We’re going rogue in the SIS Football Research department, and we’re going to do something that our fearless leader Matt Manocherian would almost certainly not approve of: we’re going to analyze the NFL Draft from the perspective of team needs.
While we acknowledge that every team is always an injury away from having a brand new need, there must be some teams for whom need-based drafting would make more sense than others. Here’s our attempt at sorting that out:
Separating “Wants” from “Needs”
To evaluate each team’s roster, we used the Sonar Depth Chart that we publish on the SIS draft site and the 33rd Team site. For this visualization, each starter on the depth chart is evaluated relative to the rest of the league using their Total Points per game in their most recent season’s worth of games.
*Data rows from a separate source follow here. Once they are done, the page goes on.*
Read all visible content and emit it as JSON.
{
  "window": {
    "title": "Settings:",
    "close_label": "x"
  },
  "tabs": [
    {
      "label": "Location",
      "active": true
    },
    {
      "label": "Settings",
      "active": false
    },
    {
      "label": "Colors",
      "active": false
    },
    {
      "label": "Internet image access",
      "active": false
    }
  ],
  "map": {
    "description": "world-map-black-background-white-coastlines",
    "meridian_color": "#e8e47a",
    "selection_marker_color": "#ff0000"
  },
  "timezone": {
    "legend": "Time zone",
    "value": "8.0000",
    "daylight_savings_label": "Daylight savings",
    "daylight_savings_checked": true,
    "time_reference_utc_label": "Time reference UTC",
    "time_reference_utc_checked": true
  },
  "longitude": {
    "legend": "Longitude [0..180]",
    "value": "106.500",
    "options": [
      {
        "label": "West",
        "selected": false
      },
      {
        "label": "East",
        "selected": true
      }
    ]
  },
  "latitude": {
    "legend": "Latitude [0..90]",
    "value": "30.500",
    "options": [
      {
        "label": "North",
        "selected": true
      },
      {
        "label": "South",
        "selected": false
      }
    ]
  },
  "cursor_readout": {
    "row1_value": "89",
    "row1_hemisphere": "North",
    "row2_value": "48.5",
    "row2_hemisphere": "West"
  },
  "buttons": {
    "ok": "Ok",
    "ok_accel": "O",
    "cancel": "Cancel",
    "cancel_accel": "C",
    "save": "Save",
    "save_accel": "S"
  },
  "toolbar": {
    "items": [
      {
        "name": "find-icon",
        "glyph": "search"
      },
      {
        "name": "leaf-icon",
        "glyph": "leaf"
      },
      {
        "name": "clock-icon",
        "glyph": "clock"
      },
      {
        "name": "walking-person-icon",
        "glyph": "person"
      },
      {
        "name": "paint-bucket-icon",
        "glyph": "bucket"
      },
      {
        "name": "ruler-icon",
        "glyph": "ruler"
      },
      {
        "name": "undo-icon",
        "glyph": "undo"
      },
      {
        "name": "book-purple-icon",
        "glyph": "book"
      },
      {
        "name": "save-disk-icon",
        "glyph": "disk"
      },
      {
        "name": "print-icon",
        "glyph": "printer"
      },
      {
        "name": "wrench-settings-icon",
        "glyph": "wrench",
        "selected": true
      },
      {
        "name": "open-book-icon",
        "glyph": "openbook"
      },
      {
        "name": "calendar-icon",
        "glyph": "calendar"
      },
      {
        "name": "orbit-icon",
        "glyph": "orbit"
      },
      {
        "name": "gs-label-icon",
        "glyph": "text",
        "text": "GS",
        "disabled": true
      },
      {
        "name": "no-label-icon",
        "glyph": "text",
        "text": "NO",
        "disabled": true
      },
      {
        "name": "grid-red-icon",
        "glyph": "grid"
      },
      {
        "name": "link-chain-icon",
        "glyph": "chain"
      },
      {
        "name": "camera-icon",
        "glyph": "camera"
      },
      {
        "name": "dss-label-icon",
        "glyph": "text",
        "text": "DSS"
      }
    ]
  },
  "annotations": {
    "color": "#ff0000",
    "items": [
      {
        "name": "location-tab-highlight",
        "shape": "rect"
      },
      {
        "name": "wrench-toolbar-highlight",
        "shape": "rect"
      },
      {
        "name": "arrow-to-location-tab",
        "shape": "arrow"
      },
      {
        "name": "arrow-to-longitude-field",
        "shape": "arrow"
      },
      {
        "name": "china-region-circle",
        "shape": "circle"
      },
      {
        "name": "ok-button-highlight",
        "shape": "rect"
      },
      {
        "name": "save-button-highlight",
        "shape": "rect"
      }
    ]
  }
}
Using Sonar, we thought of teams as having “wants”—starters that are below the 50th percentile—and “needs”—positions that are below the 25th percentile. We then determined the extent of a team’s wants and needs by how far off each position was from no longer being a want.
To identify teams with the most specific needs, for each team we compared the total extent of their needs to the total extent of their wants, simply by subtracting them.
For example, a team that’s middle-of-the-road across the board with the exception of three players who are in the 20th percentile would have the highest possible rating, because all of their sub-par positions are positions of need. A team that’s full of 33rd percentile players would probably be rated as worse overall, but they wouldn’t have any specific needs.
So, here is every team in the league ordered by this metric, with links to the team pages on the SIS draft site. A handful of teams are spelled out in more detail, but you can evaluate all of the rosters yourself by following each link.
And for reference, here is the color scale used to illustrate the quality of each starter:
Just look at this depth chart and you know we’ve nailed the goal of identifying teams with specific needs. For a team coming off an excellent season they aren’t as well-positioned to take “luxury picks” as you might think, especially after losing multiple defensive starters to free agency. They have multiple first rounders, so they could have an opportunity to go for both a position of need and a best-player-available selection.
The Chargers might need to look at a cornerback early on after struggling to solidify the opposite side of Asante Samuel Jr. with a struggling and injured J.C. Jackson. Adding a defensive tackle would fill one of their biggest needs too. Filling these major needs can make this one of the most complete rosters in the NFL.
The Raiders have many more holes than the teams ahead of them on this list, but they are almost all strong needs. Their struggles primarily fall on the defensive side of the ball, with a back seven that Sonar makes look like the cast of the next Avatar movie. They finished the season 2nd to last in Pass Defense Total Points and allowed the highest EPA/play on passes. In addition to the backend, their linebacking corps can use improvement after losing Denzel Perryman to the Texans. Sitting at pick No. 7, they are in a good spot to address one of these defensive holes.
The Titans have major needs on the offensive side of the ball. After presumably losing Taylor Lewan to free agency, the Titans need to address their offensive line that already was in the bottom third in production a season ago in terms of Total Points. On top of that, another receiver would be welcomed after finishing in the bottom tier of Receiving Total Points. If the Titans end up taking a QB in the first round, it might be an unenviable position to be in for the young signal-caller.
It might not look it based on the Sonar visual, but the Jaguars actually rated as the team with the smallest total value of their wants. There are opportunities for improvement on the offensive line and in the back seven defensively, but they’ve established solid starters on both sides of the ball. They won’t have as good of an opportunity to improve through the draft as they have in recent seasons because they were actually pretty good in 2022, but that’s a problem they’d accept.
And here we have the neediest team, but one with enough wants to go with them that they don’t top this list. The Cardinals could use the most help in their front seven after a couple of key departures, and their depth at receiver could look a lot better if Marquise Brown and Rondale Moore take steps forward in 2023 (or a lot worse if DeAndre Hopkins departs). Kyler Murray has his faults, but he’s not going to be replaced with the No. 3 pick in this year’s draft, so they have a great opportunity to start filling in these gaps.
The Bills roster is balanced and strong. Wide receiver and linebacker are their biggest needs, but they could also stand to bolster the offensive tackle position as well. Sitting at pick No. 27, they certainly won’t have a first choice of who they want, so it would be wise to take the best player available.
How things have changed in the span of two years! The Rams look like a bare cupboard after several post-Super-Bowl departures, and one of the better positions listed on their Sonar is headed up by tight end Tyler Higbee, whose usage and hands performance in 2022 suggest he’ll be more valuable as a blocker than receiver going forward. They have the most wants in the league, but, because there are so many of them, their targets shouldn’t be as defined as the teams above them.
The Panthers are a great example of what we’re trying to do here. They have zero needs by this measure, but have several wants (primarily on the offensive side of the ball). Establishing a franchise QB with the first pick in the draft will help, but there is definitely some work to be done across the skill positions with DJ Moore out of the picture. The Miles Sanders signing isn’t viewed too positively through the Total Points lens, but there’s no doubt they’re in a better spot at running back than they were without him.